Das gilt nicht nur für Verkehrs-, sondern für sämtliche Infrastrukturprojekte: Als Beispiele führt Flyvbjerg die Oper von Sydney an, die bei ihrer Eröffnung 1973 fünfzehn Mal so teuer wie geplant war, oder den Überschalljet Concorde, dessen Baukosten die Schätzungen um das Zwölffache übertrafen. Flyvbjerg zieht einen ebenso simplen wie provozierenden Schluss daraus: "Fehlkalkulationen können nicht durch Fehler erklärt werden, sondern sind am ehesten auf strategische Verfälschung, also Lügen zurückzuführen." Das erinnert an die Debatte um Stuttgart 21 und die "Lügenpack"-Parolen der Projektgegner. Zumindest mussten auch hier die Kosten alleine für die ICE-Strecke von zwei auf 2,89 Milliarden Euro korrigiert werden.

Ein merkwürdiger Befund

Flyvbjerg listet in seiner Studie eine Reihe von Indizien auf, die seine Schwindelthese belegen sollen: etwa den Umstand, dass Kosten für Großprojekte vor 70 Jahren genauso unterschätzt wurden wie heute. Offensichtlich haben mehrere Generationen von Projektmanagern nichts dazugelernt - in den Augen von Flyvbjerg ein merkwürdiger Befund, der sich nur so erklären lasse: Die systematische Unterschätzung von Kosten zahlt sich aus, und zwar für denjenigen, der daran verdient. So interviewten US-Forscher Beamte, Planer und Berater, die an Verkehrsprojekten beteiligt waren: Die Befragten gaben zu, dass sie für Vorgesetzte Zahlen schönrechnen mussten, um eine Entscheidung zugunsten des Projekts zu erreichen.

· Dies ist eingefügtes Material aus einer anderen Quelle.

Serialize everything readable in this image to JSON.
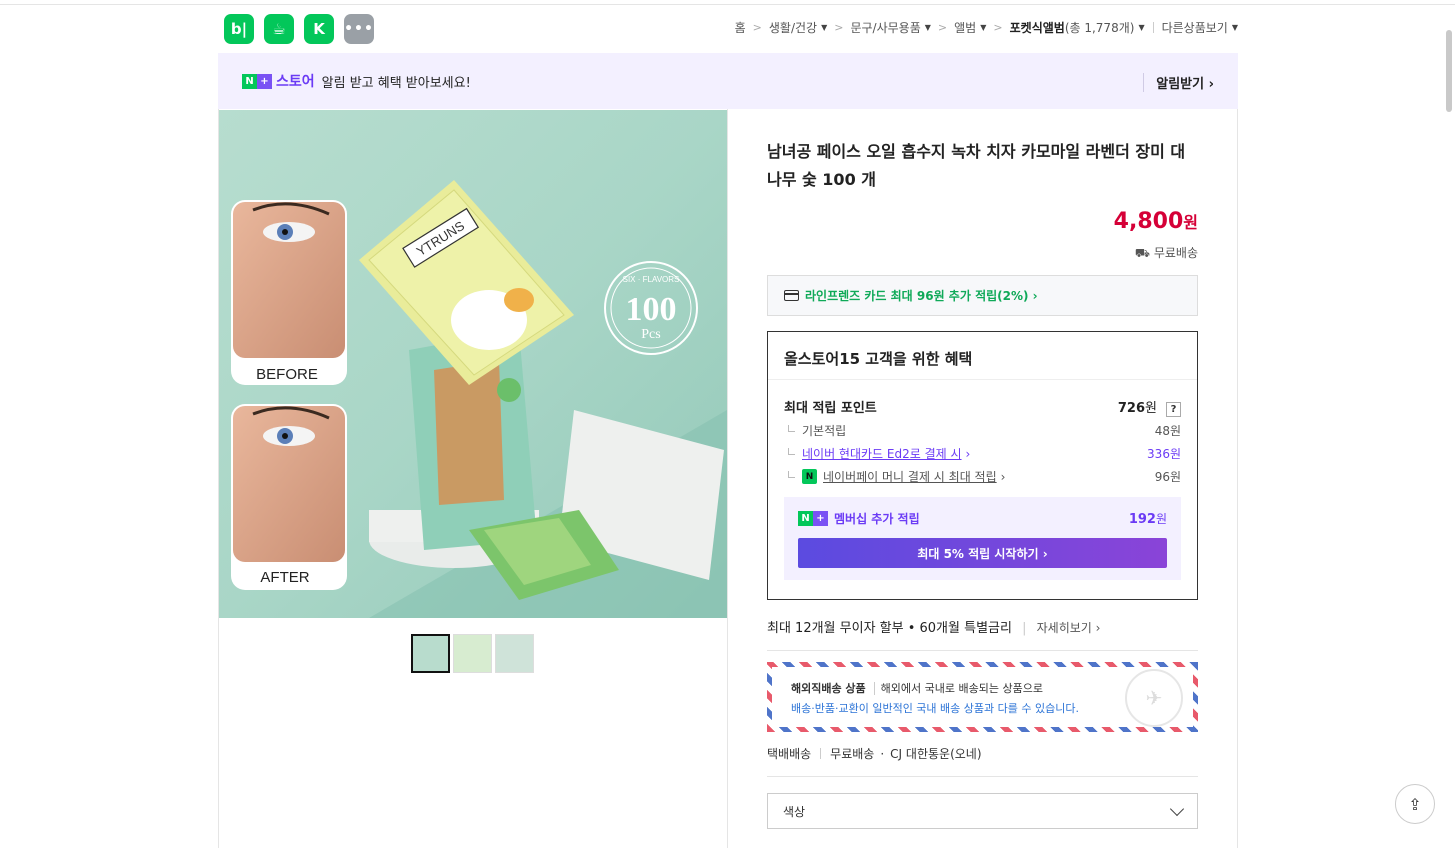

Ein solches Verhalten wird bei öffentlichen Ausschreibungen sogar noch belohnt, auch in Deutschland: Denn hier gewinnt nicht derjenige, der die realistischen Kosten ansetzt, sondern derjenige, der die niedrigsten Kosten vorgaukelt, auch wenn er später Nachforderungen erheben muss. Schließlich kann man sich darauf verlassen: Wenn erst einmal die Baugrube ausgehoben ist, dann werden Projekte fertiggestellt - koste es, was es wolle. Eine Ruine in der Landschaft macht sich für die Politik zu schlecht.

Vor dem Bau des Kanaltunnels zwischen England und Frankreich köderte die private Tunnelgesellschaft Investoren mit naiven Prognosen: Die Bohrtechniken seien erprobt, das Kostenrisiko belaufe sich auf zehn Prozent, warb die Betreibergesellschaft 1987 bei Banken - ein unrealistisches Szenario für ein Projekt dieser Größenordnung. Alle Risiken wie etwa Bauverzögerungen, Managementprobleme oder veränderte Vorschriften wurden dabei ausgeblendet. Eine durchaus übliche Form der Täuschung, die von der Weltbank als "Egap-Prinzip" bezeichnet wird: everything goes according to plan - alles läuft nach Plan. Beim Kanaltunnel war das nicht der Fall: Er kostete schließlich 15 Milliarden Euro - doppelt so viel wie geplant.

Das Argument, wonach man für ehrgeizige Projekte eben Kostensteigerungen in Kauf nehmen müsse, lässt Flyvbjerg nicht gelten: Zwar könne Sydney über sein Opernhaus glücklich sein. Doch in demokratischen Staaten sei man nun einmal auch verpflichtet, den Parlamenten vor Entscheidungen über Investitionen wahrheitsgemäße Informationen zu liefern. Und eine Voraussetzung dafür seien eine gute Planung und funktionierende Kontrollen - hier deckt sich Flyvbjergs Einschätzung mit der des Rechnungshofs. Flyvbjerg geht aber noch weiter: Absehbare Kalkulationsfehler sollten bestraft werden, fordert er.

Solange dies nicht der Fall ist, gibt er Gesetzgebern, Banken, Verwaltungen und Medien einen Ratschlag: Den Kalkulationen von Projektmanagern und Gutachtern sollten sie stets misstrauen.